Test bonus : La qualité de la copie restaurée est très agréable, que ce soit au niveau de l’image ou du son proposé en mono français et anglais sous-titré français. Le Director’s cut, que nous n’avons hélas pas pu tester, est uniquement en anglais sous-titré français. L’édition est relativement riche sur le plan des suppléments, et surtout très intéressante. Jean-Baptiste Thoret, critique de cinéma et réalisateur, propose l’analyse du film d’une durée de trente cinq minutes. Il évoque comment Peter Bogdanovich a fini par accepter ce qui était au départ un film de commande, avant de devenir une œuvre personnelle. Le disque propose ensuite une interview récente du réalisateur d’une vingtaine de minutes.

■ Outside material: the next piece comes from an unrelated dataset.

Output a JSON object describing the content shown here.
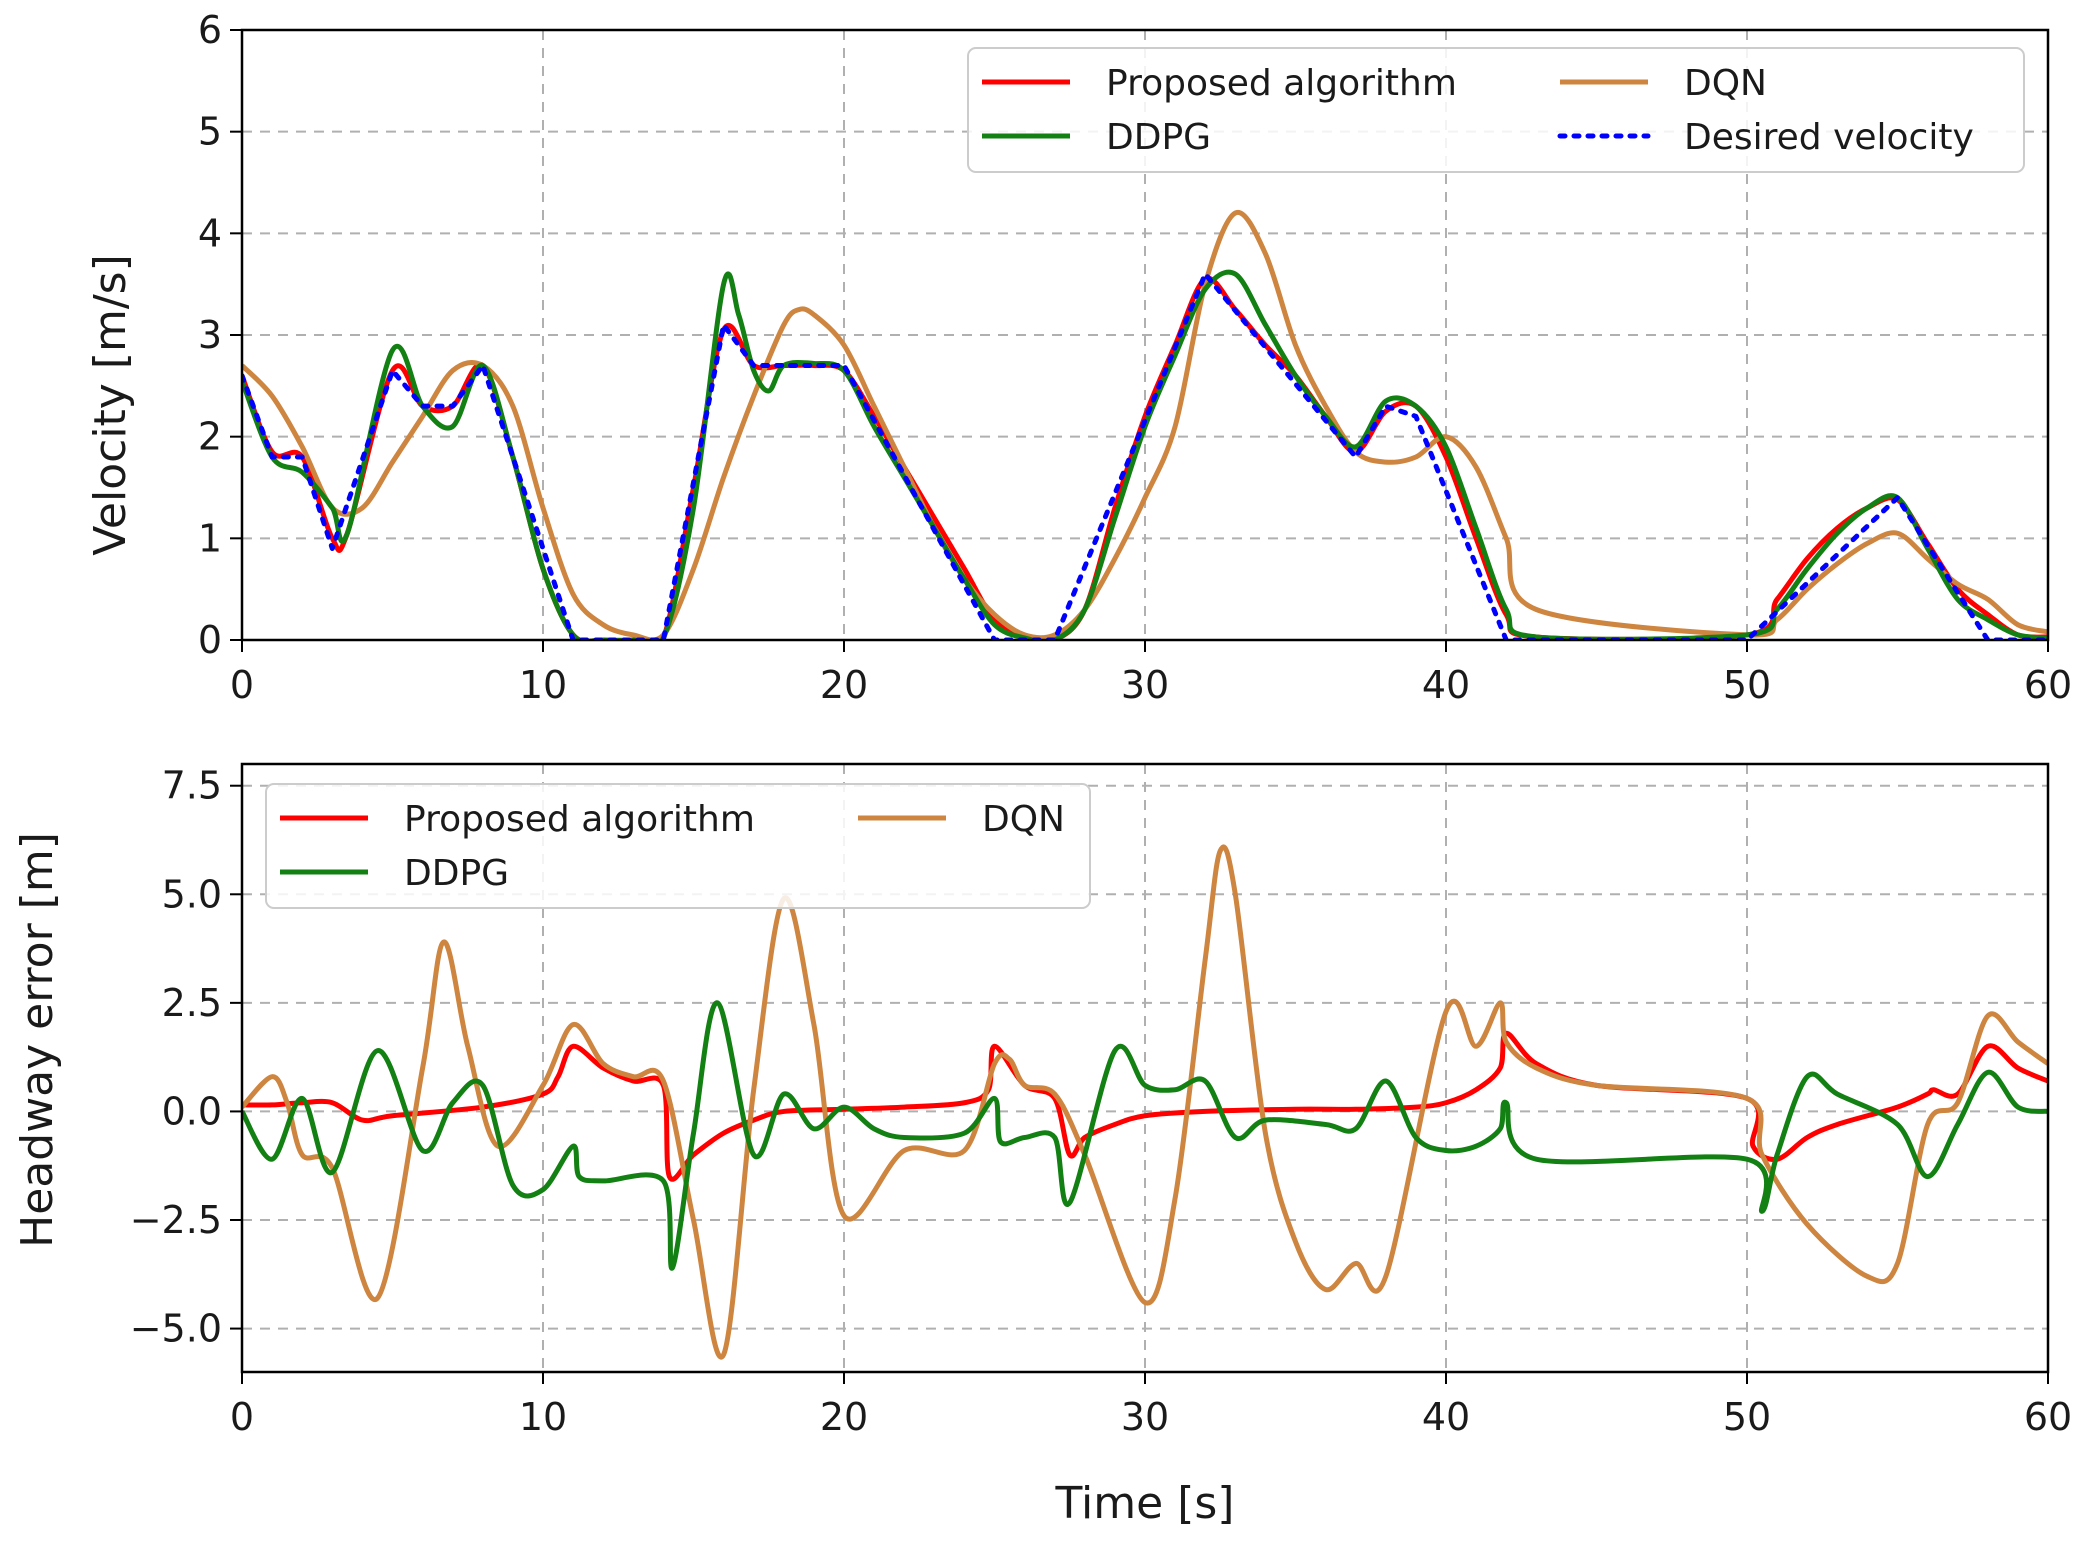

Il aborde son approche et se montre passionnant à écouter. Deux parfaits compléments à cette belle édition restaurée.

 

 

 

  • MASK
  • Sortie vidéo : 17 janvier 2018
  • Version restaurée haute définition
  • Format / Produit : Blu-ray et DVD version cinéma (2h) et Director’s cut (2h07)
  • Réalisation : Peter Bogdanovich
  • Avec : Cher, Eric Stoltz, Sam Elliott, Estelle Getty, Laura Dern, Richard A. Dysart
  • Scénario : Anna Hamilton Phelan
  • Production : Martin Starger
  • Photographie : Laszlo Kovacs
  • Montage : Barbara Ford
  • Décors : Richard J. DeCinces
  • Costumes : Robert Chase, Sandra Culotta, April Ferry
  • Musique : Dennis Ricotta
  • Édition vidéo : Elephant Films
  • Tarif : 19,99 € (DVD) – 24,99 € (Blu-ray)
  • Sortie initiale : 8 mars 1985 (USA) – 29 mai 1985 (France)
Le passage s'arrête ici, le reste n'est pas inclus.